Turn it around … today. Sometimes many things seem to be out of your control. For instance, you might not be able to fix your car because you don’t know anything about transmissions or fuel injection. Or maybe you missed that promotion because some guy is spreading rumors. The solution? View the problem as an opportunity to learn about car engines or influencing people. Start small and work your way up. It’ll improve your life dramatically.

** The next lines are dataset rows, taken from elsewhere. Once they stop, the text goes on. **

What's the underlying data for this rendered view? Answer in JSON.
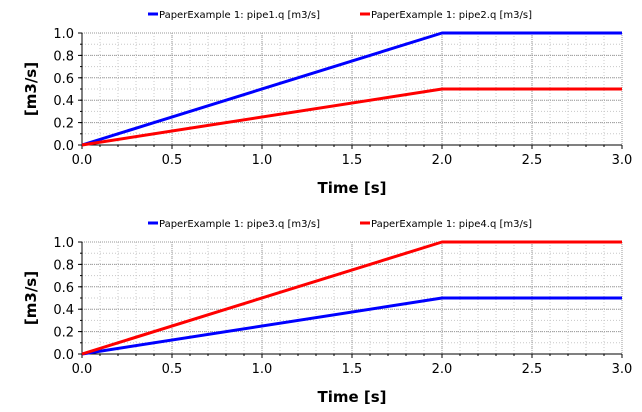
{
  "chart_data": [
    {
      "type": "line",
      "xlabel": "Time [s]",
      "ylabel": "[m3/s]",
      "xlim": [
        0,
        3
      ],
      "ylim": [
        0,
        1
      ],
      "xticks": [
        "0.0",
        "0.5",
        "1.0",
        "1.5",
        "2.0",
        "2.5",
        "3.0"
      ],
      "yticks": [
        "0.0",
        "0.2",
        "0.4",
        "0.6",
        "0.8",
        "1.0"
      ],
      "grid": true,
      "legend_position": "top",
      "series": [
        {
          "name": "PaperExample 1: pipe1.q [m3/s]",
          "color": "#0000ff",
          "x": [
            0,
            2,
            3
          ],
          "y": [
            0,
            1.0,
            1.0
          ]
        },
        {
          "name": "PaperExample 1: pipe2.q [m3/s]",
          "color": "#ff0000",
          "x": [
            0,
            2,
            3
          ],
          "y": [
            0,
            0.5,
            0.5
          ]
        }
      ]
    },
    {
      "type": "line",
      "xlabel": "Time [s]",
      "ylabel": "[m3/s]",
      "xlim": [
        0,
        3
      ],
      "ylim": [
        0,
        1
      ],
      "xticks": [
        "0.0",
        "0.5",
        "1.0",
        "1.5",
        "2.0",
        "2.5",
        "3.0"
      ],
      "yticks": [
        "0.0",
        "0.2",
        "0.4",
        "0.6",
        "0.8",
        "1.0"
      ],
      "grid": true,
      "legend_position": "top",
      "series": [
        {
          "name": "PaperExample 1: pipe3.q [m3/s]",
          "color": "#0000ff",
          "x": [
            0,
            2,
            3
          ],
          "y": [
            0,
            0.5,
            0.5
          ]
        },
        {
          "name": "PaperExample 1: pipe4.q [m3/s]",
          "color": "#ff0000",
          "x": [
            0,
            2,
            3
          ],
          "y": [
            0,
            1.0,
            1.0
          ]
        }
      ]
    }
  ]
}
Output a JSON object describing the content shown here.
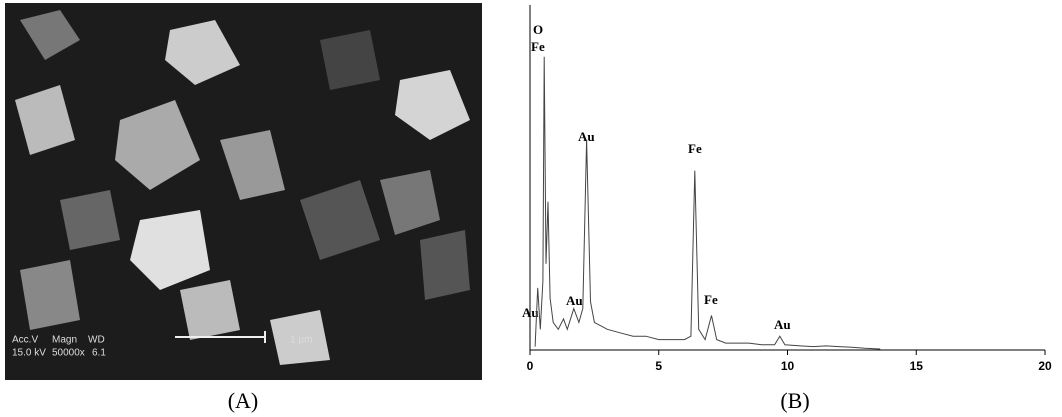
{
  "panel_a": {
    "label": "(A)",
    "info": [
      "Acc.V",
      "Magn",
      "WD",
      "15.0 kV",
      "50000x",
      "6.1"
    ],
    "scale_bar": "1 μm"
  },
  "panel_b": {
    "label": "(B)"
  },
  "chart_data": {
    "type": "line",
    "color": "#444",
    "x": [
      0.2,
      0.3,
      0.4,
      0.5,
      0.55,
      0.62,
      0.7,
      0.78,
      0.9,
      1.1,
      1.3,
      1.45,
      1.7,
      1.9,
      2.05,
      2.2,
      2.35,
      2.5,
      3,
      3.5,
      4,
      4.5,
      5,
      5.5,
      6,
      6.25,
      6.4,
      6.55,
      6.8,
      7.05,
      7.25,
      7.6,
      8,
      8.5,
      9,
      9.5,
      9.7,
      9.9,
      10.5,
      11,
      11.5,
      12,
      12.5,
      13,
      13.6
    ],
    "values": [
      1,
      18,
      6,
      20,
      85,
      25,
      43,
      15,
      8,
      6,
      9,
      6,
      12,
      8,
      12,
      61,
      14,
      8,
      6,
      5,
      4,
      4,
      3,
      3,
      3,
      4,
      52,
      6,
      3,
      10,
      3,
      2,
      2,
      2,
      1.5,
      1.5,
      4,
      1.5,
      1.2,
      1,
      1.2,
      1,
      0.8,
      0.5,
      0.3
    ],
    "xlim": [
      0,
      20
    ],
    "ylim": [
      0,
      100
    ],
    "xticks": [
      0,
      5,
      10,
      15,
      20
    ],
    "annotations": [
      "O",
      "Fe",
      "Au",
      "Au",
      "Au",
      "Fe",
      "Fe",
      "Au"
    ]
  }
}
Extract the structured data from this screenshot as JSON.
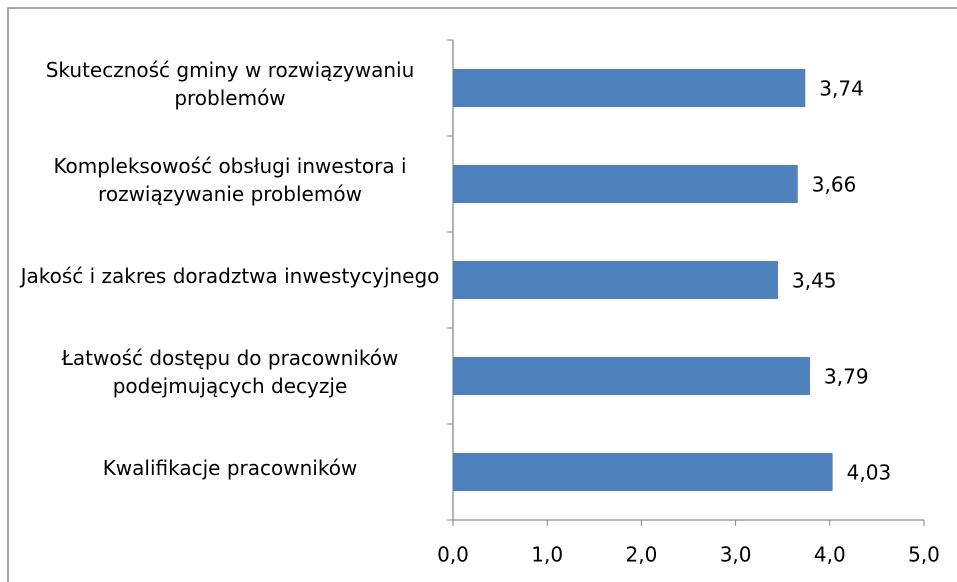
{
  "chart_data": {
    "type": "bar",
    "orientation": "horizontal",
    "categories": [
      "Skuteczność gminy w rozwiązywaniu problemów",
      "Kompleksowość obsługi inwestora i rozwiązywanie problemów",
      "Jakość i zakres doradztwa inwestycyjnego",
      "Łatwość dostępu do pracowników podejmujących decyzje",
      "Kwalifikacje pracowników"
    ],
    "values": [
      3.74,
      3.66,
      3.45,
      3.79,
      4.03
    ],
    "value_labels": [
      "3,74",
      "3,66",
      "3,45",
      "3,79",
      "4,03"
    ],
    "color": "#4f81bd",
    "xlim": [
      0,
      5
    ],
    "xticks": [
      {
        "value": 0,
        "label": "0,0"
      },
      {
        "value": 1,
        "label": "1,0"
      },
      {
        "value": 2,
        "label": "2,0"
      },
      {
        "value": 3,
        "label": "3,0"
      },
      {
        "value": 4,
        "label": "4,0"
      },
      {
        "value": 5,
        "label": "5,0"
      }
    ]
  }
}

Last week, for some reason or other, Windows started giving me the blue screen. Every time I booted I was stuck. As it’s a company laptop I am not allowed to reinstall or mess with Windows, so I have to wait until the technician comes and solve the problem. Which will probably take at least a week. As my main computer is currently in storage, I was stuck and considered watching my entire DVD collection back-to-back for the next week. However, where others would have stopped, I remembered to start small and I bravely marched on. I remembered Linux Live CDs. In particular Knoppix, but I had been willing to try Ubuntu for a while now. I happily discovered that Ubuntu‘s install CD is also a live CD, so of I went. It has been a few years since my last Linux experience, so I was anxious to find out the current state of Linux.

Turn Here
Creative Commons License photo credit: Joshua Davis (jdavis.info)

And I must say, I was not disappointed. Because this is running of a CD, it takes quite a while to start, but once everything is loaded you hardly notice you’re running from CD. Every one has already told so, but you must see this to believe: Ubuntu is very very polished. No need to enter any kind of weird parameters, or go into archaic terminal screens. All my hardware was immediately detected and usable. A feature pretty much unthinkable a few years back, especially on laptops.

The default set of applications is enough to get a good impression of what’s possible. And it’s all pretty nicely integrated with a clean and consistent theme. The only hurdle I encountered is that it’s currently impossible to get the LiveCD persistence working without a customized CD. Because I will be running this for a few days from LiveCD, I would have liked to store configuration data on a USB stick. This is called persistence, but it’s currently not functional.

I must say, if it wasn’t that Windows had all the games, this would be the next OS when I unpack my desktop. It might just be. Many emulators are available for DOS and Windows.

Try it out today, it will only take you about half an hour to get the image, burn it and boot into a different world.